Cheng played with Molly Shaw last season after her 2024 Olympic partner, Sara Hughes, underwent Achilles surgery. Cheng approached Hughes about re-connecting, but Hughes (USCC, Mater Dei High) had moved on with new partner Ally Batenhorst.

Kraft had been paired with Terese Cannon the past two seasons and they seemed to establish themselves as potential 2028 Olympic hopefuls after reaching the finals of the Huntington Beach and Manhattan Beach Opens last summer, but Kraft decided to leave her options open this offseason.

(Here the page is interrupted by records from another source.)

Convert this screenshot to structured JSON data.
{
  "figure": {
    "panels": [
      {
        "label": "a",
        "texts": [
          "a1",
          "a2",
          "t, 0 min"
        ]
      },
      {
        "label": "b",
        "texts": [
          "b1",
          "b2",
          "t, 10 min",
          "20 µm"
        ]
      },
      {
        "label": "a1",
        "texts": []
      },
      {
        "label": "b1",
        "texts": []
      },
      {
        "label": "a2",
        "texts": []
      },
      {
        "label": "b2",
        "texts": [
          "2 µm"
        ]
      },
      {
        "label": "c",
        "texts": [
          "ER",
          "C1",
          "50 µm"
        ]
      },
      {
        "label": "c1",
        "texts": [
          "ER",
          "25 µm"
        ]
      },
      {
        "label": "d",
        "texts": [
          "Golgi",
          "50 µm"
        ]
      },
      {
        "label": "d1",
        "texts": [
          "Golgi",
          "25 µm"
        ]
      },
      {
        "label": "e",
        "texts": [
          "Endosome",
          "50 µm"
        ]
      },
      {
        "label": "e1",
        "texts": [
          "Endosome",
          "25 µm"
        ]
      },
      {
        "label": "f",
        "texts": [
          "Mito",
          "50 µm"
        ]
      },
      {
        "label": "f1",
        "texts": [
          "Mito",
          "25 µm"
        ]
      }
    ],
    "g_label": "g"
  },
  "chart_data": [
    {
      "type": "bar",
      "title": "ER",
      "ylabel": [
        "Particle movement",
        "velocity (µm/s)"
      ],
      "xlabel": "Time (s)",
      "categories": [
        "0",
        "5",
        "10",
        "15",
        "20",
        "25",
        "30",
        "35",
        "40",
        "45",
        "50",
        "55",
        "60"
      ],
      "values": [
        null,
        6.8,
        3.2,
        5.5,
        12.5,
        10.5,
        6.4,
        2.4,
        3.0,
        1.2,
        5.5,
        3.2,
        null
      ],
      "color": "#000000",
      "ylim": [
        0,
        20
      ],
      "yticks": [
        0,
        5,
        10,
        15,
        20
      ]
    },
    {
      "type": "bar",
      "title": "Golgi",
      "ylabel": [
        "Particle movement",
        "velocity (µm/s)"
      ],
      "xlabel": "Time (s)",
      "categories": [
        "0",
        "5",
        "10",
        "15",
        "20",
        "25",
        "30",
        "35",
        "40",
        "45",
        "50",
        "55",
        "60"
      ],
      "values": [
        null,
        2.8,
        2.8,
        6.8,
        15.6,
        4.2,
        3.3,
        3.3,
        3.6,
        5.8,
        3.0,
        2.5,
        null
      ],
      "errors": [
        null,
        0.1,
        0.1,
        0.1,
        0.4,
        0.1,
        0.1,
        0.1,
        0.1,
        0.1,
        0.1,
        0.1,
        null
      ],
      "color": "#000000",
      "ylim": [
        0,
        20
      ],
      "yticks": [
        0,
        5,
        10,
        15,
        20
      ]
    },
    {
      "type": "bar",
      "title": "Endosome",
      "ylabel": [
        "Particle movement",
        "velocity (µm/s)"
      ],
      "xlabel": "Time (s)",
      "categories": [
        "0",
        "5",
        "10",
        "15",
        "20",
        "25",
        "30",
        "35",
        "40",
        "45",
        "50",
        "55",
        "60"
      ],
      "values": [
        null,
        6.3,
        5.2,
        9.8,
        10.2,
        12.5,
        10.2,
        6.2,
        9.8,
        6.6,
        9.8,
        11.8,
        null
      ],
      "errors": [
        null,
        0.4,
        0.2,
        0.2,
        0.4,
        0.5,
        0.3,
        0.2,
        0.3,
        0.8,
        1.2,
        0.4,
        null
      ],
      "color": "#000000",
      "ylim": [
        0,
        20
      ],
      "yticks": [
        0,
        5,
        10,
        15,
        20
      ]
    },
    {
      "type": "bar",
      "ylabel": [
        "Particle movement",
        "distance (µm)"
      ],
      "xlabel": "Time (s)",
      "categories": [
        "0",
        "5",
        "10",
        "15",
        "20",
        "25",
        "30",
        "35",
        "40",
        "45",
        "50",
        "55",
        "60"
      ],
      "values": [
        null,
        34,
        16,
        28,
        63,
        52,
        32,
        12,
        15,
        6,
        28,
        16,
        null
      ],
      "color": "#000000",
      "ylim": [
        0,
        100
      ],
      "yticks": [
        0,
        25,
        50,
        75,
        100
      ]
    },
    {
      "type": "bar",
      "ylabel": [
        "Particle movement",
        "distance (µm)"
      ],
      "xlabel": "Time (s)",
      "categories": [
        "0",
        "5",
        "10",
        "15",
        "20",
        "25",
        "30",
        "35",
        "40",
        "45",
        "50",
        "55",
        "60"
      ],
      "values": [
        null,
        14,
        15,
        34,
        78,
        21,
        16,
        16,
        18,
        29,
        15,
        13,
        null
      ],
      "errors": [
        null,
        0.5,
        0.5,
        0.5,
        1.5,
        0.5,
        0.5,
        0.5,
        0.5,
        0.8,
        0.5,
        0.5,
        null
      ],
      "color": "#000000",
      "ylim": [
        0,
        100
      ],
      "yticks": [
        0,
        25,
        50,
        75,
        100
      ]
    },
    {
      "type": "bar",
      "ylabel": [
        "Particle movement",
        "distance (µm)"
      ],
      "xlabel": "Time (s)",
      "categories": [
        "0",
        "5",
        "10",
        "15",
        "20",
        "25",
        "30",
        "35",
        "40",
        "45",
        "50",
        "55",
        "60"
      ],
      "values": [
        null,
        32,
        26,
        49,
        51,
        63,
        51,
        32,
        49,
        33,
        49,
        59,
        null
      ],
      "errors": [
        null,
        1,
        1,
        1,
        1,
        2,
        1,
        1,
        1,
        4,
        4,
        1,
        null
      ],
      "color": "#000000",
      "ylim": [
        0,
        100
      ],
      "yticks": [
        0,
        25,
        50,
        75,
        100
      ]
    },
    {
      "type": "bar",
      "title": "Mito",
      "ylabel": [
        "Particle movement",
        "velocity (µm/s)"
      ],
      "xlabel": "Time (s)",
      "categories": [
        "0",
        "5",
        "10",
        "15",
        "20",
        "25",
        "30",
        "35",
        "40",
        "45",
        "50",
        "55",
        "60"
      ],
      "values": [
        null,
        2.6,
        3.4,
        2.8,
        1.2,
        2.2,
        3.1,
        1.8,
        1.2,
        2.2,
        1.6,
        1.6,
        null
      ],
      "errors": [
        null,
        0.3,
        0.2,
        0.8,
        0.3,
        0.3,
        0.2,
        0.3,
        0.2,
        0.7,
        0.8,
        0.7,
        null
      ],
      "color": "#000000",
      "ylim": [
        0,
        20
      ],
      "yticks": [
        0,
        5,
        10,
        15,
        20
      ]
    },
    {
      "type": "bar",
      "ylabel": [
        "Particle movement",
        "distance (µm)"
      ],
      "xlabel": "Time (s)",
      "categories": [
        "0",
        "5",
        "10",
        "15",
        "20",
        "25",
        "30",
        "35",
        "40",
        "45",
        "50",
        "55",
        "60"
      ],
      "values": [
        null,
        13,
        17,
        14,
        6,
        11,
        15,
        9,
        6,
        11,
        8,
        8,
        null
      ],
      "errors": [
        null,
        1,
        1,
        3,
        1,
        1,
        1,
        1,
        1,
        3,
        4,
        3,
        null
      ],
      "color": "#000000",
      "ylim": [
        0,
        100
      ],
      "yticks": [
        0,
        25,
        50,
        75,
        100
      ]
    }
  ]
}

Cannon, meanwhile, underwent shoulder surgery earlier this year and will be sidelined for the first part of the season.

Cheng had her eye on the 23-year-old Kraft “for a little while now” and set up a meeting at a coffee shop to discuss a possible partnership.

“We just talked about goals, what we wanted out of the sport, values, and everything just went perfectly,” Kraft said. “We’ve been rocking and rolling since.”

Cheng and Kraft, seeded second behind Taryn Brasher and Kristen Cruz, will open play on Friday at 10 a.m. against an opponent that will come through the qualifying rounds.

AVP HUNTINGTON BEACH OPEN

When: Friday-Sunday, plays begins at 9 a.m. (8:30 a.m. start on Sunday)

Where: Huntington Beach Pier

What: There are 16-team main draw brackets for the men and women in a double-elimination format. Sets will be played to 21 points, best two of three.

Who: The top-seeded team on the men’s side is Chase Budinger and Miles Evans, with Andy Benesh and Taylor Crabb seeded No. 2. The top-seeded duo on the women’s side is Taryn Brasher and Kristen Cruz, with former USC standouts Kelly Cheng and Megan Kraft seeded No. 2.